Il fut un temps où la modernisation de l’État a servi de locomotive aux réformes religieuses, amenant de gré ou de force les religions à s’adapter à la vie moderne. Les catholiques et les protestants, par exemple, ont cessé de faire jeûner les enfants, ont assoupli la règle d’observance du dimanche, ont abandonné les vêtements contraignants pour les religieux et religieuses, etc. En cédant aujourd’hui aux demandes d’autres groupes religieux, l’État se fait lui-même eunuque et renonce à être le moteur de cette modernisation toujours à poursuivre.

Les «accommodementalistes» présentent ainsi le triste spectacle d’une classe intellectuelle qui s’aplatit devant l’intégrisme politico-religieux sous le faux prétexte de la défense de la liberté de religion. Jamais leur discours n’est-il accompagné d’une mise en garde ou d’une critique à l’égard de croyances religieuses bien souvent tout aussi ridicules qu’anti-humanistes.

Au nom de quoi, se demande Benoit Renaud, interdirait-on à un fonctionnaire de porter un signe religieux? Au nom du même principe qui a amené les commissaires Bouchard et Taylor à demander que ces signes soient interdits aux juges, aux procureurs de la couronne, aux policiers, aux gardiens de prison et au président de l'Assemblée nationale qui doivent s’imposer un devoir de réserve quant à l’expression de leurs convictions religieuses parce qu’ils représentent l’État.

La réserve n’est ni pire ni moins acceptable que celle demandée aux enseignants qui acceptent de mettre en veilleuse leur liberté d’opinion dans le cadre de leurs fonctions pédagogiques.

En définitive, les accommodements religieux déresponsabilisent les croyants face aux conséquences de leurs propres choix. Si je décide de devenir chaman et de porter un panache d’orignal, je ne dois pas m’attendre à devenir pompier ni danseur de ballet.

Le secrétaire général de Québec solidaire associe par ailleurs le refus du hidjab à de l’islamophobie. Pourtant, 90% des musulmanes de Montréal ne portent pas de voile et de très nombreuses, qui savent y voir les couleurs de l’intégrisme, réclament son bannissement des institutions publiques. Ces musulmanes sont-elles islamophobes?
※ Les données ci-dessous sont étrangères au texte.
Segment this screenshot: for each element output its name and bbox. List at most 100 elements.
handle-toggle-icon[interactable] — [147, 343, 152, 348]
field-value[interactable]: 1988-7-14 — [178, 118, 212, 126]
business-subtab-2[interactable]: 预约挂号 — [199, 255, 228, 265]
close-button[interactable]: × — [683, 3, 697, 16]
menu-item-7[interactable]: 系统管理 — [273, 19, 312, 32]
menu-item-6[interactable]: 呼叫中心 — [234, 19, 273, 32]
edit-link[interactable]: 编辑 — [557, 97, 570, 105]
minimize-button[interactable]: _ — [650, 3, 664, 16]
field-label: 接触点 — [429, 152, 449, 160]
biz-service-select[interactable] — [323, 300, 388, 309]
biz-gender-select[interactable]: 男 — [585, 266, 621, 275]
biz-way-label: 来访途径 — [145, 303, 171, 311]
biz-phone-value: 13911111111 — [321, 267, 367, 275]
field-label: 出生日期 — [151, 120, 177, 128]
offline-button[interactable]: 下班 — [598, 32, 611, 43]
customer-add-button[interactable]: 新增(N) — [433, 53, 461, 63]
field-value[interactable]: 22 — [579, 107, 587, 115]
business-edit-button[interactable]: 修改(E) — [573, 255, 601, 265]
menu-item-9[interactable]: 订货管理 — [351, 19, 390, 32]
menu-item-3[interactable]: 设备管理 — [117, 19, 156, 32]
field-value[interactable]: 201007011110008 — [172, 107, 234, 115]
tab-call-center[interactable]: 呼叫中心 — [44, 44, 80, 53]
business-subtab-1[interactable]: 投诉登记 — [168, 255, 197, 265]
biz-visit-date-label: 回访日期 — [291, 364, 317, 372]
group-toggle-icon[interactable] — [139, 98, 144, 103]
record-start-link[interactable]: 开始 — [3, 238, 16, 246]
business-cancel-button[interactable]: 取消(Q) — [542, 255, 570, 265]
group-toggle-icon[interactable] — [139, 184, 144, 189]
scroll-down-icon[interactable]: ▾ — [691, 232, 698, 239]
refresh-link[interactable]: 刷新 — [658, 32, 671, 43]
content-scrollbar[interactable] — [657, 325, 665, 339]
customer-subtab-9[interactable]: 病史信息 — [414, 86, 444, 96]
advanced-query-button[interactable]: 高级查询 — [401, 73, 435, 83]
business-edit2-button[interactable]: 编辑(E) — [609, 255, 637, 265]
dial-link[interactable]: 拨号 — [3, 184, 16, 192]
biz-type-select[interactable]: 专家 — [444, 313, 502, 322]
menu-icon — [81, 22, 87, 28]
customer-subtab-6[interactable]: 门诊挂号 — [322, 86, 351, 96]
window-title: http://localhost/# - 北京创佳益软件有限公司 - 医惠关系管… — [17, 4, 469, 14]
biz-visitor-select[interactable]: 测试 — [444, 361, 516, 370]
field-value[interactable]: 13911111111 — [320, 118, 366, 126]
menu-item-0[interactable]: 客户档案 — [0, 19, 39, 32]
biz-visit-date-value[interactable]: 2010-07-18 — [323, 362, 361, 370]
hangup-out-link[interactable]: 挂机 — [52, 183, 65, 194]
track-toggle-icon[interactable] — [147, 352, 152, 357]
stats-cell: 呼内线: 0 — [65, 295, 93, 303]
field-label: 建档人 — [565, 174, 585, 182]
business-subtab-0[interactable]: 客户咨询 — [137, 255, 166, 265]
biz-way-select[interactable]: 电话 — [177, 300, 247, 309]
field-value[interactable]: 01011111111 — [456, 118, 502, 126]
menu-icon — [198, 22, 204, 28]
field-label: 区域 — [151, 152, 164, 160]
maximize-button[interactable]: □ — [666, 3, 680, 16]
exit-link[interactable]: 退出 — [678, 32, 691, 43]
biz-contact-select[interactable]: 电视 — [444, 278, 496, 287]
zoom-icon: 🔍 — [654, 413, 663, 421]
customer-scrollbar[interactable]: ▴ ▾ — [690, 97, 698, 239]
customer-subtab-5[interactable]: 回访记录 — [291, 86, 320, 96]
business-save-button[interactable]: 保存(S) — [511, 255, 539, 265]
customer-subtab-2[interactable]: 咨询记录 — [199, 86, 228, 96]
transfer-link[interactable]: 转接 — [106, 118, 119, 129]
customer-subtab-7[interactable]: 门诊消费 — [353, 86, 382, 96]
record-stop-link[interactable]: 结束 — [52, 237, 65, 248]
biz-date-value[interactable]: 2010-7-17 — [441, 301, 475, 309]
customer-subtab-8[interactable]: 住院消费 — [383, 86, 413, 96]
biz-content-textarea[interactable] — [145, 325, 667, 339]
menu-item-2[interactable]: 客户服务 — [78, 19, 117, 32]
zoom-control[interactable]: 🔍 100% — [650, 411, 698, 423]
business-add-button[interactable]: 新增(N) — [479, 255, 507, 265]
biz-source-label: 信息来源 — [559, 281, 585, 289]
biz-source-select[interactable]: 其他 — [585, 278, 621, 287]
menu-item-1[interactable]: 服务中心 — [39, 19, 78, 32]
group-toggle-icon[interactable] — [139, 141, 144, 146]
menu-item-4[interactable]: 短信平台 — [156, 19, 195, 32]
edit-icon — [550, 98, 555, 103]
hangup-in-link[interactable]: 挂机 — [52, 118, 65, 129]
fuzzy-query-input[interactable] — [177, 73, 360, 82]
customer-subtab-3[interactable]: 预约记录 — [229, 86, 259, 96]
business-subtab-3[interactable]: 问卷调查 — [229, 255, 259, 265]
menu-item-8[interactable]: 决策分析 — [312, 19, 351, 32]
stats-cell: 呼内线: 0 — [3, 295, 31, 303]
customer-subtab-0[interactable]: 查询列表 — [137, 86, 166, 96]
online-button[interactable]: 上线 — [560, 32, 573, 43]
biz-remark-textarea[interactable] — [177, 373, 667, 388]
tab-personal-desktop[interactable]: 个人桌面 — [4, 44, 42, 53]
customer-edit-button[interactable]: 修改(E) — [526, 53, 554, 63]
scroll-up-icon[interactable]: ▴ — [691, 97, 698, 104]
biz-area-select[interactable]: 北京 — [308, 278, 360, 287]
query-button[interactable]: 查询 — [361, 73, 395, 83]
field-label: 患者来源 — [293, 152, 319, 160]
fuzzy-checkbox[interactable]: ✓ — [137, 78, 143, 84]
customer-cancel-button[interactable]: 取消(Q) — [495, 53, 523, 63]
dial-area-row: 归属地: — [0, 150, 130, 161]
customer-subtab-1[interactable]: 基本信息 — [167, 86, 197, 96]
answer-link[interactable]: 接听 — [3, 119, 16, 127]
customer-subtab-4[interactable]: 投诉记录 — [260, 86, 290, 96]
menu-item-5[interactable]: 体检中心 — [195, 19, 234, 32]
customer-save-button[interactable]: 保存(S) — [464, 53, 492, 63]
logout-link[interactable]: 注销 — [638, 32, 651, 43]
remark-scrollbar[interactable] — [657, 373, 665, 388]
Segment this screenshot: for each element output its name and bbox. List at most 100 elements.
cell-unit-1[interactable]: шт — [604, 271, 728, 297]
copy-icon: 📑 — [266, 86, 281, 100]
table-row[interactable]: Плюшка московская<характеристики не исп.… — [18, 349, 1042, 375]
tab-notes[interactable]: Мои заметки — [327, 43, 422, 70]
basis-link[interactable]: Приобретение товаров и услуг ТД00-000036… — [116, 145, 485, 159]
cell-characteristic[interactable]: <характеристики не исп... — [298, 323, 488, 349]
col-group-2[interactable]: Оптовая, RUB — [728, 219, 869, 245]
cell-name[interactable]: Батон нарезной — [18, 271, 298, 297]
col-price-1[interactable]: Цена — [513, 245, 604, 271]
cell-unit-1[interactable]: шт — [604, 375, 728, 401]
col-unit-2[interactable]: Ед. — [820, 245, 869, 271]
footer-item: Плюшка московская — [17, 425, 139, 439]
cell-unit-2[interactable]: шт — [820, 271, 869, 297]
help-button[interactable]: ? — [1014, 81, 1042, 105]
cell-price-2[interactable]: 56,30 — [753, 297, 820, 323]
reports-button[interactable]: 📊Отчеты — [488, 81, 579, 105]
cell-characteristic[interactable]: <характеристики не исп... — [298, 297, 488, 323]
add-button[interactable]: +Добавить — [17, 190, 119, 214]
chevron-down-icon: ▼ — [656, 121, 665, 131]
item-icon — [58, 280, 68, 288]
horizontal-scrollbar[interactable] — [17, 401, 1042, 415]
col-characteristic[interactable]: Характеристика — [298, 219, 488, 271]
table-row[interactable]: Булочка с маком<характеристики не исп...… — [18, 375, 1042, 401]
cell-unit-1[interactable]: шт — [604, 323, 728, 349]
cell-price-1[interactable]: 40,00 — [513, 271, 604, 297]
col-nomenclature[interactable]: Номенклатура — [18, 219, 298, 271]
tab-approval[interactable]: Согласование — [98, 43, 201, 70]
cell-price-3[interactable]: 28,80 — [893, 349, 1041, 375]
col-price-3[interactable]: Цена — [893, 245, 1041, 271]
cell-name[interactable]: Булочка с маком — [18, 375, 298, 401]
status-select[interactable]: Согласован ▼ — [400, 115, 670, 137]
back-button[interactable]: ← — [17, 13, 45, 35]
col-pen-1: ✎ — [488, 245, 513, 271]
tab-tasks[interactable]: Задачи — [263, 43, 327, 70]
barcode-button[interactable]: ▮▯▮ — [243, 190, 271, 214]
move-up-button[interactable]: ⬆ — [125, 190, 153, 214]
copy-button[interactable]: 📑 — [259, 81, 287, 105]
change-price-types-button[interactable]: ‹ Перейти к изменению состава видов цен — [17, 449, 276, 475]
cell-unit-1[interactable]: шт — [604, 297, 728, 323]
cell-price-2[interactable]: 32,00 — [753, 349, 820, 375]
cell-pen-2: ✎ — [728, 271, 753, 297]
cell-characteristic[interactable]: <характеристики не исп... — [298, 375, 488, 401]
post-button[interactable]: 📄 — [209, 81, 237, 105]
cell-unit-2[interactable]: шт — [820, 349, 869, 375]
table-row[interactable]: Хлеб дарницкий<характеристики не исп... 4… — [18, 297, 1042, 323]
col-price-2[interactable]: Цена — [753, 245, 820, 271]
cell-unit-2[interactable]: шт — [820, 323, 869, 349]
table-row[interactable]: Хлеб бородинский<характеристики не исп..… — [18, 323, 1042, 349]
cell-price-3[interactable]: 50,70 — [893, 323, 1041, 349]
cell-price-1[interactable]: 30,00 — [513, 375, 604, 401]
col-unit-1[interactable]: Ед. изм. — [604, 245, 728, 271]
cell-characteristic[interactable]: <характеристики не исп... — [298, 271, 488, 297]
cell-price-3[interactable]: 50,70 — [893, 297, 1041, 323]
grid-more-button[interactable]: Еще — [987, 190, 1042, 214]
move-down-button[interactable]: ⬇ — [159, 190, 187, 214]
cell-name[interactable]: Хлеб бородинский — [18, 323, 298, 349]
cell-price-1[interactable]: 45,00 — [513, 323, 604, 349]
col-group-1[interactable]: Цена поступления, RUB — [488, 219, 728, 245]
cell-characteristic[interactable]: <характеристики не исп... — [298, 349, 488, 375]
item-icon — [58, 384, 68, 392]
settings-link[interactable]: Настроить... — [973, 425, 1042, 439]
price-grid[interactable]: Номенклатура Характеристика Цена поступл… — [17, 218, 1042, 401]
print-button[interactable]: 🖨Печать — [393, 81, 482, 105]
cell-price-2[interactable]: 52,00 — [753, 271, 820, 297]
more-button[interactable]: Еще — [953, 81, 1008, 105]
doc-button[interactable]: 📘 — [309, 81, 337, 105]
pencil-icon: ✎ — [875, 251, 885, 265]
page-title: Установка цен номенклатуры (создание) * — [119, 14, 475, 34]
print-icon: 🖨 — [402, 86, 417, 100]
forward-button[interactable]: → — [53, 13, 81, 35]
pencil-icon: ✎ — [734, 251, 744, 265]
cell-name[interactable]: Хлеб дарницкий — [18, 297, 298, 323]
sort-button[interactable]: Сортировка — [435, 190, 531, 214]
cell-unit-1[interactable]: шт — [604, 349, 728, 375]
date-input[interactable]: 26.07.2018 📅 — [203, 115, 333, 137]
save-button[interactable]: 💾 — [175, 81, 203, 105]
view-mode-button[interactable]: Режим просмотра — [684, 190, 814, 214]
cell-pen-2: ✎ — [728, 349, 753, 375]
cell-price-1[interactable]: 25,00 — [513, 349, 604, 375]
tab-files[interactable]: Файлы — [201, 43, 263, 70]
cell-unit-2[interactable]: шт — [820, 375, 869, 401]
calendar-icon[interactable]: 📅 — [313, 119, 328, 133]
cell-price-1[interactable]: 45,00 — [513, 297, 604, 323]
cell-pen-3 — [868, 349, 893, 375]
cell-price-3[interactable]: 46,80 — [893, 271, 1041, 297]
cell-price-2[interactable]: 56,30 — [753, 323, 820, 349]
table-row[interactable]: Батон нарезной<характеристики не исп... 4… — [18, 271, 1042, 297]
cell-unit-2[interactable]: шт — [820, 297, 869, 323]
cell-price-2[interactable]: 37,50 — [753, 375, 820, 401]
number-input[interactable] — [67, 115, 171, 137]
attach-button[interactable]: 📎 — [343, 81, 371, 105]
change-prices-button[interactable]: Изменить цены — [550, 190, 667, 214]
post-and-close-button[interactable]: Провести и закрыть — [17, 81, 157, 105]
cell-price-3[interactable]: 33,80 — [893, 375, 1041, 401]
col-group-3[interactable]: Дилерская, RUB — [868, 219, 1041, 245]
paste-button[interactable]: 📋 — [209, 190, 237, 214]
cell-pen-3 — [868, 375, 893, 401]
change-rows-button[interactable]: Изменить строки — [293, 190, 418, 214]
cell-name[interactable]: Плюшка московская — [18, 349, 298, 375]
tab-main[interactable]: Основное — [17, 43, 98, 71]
Ce sont ces femmes progressistes et courageuses qu’il faut soutenir et non celles qui sont envoyées au front de la lutte anti-modernité et anti-laïcité.

On m’objectera que plusieurs musulmanes portent le voile par libre choix. Mais comment ce supposé libre choix s’est-il instauré? Cette position révisionniste est un déni de l’histoire récente et sanglante du hidjab dont le port «volontaire» s’est imposé à coup de dizaines de milliers de femmes assassinées pour le seul fait de ne pas l’avoir porté. On ne peut ignorer cette réalité et se réfugier derrière la «polysémie du voile» comme le font les défenseurs de l’accommodement.

Si le texte du secrétaire général de Québec solidaire représente les convictions profondes du parti, on ne pourra compter sur ce parti pour défendre les acquis de la modernité et de la démocratie ni pour établir la laïcité au Québec.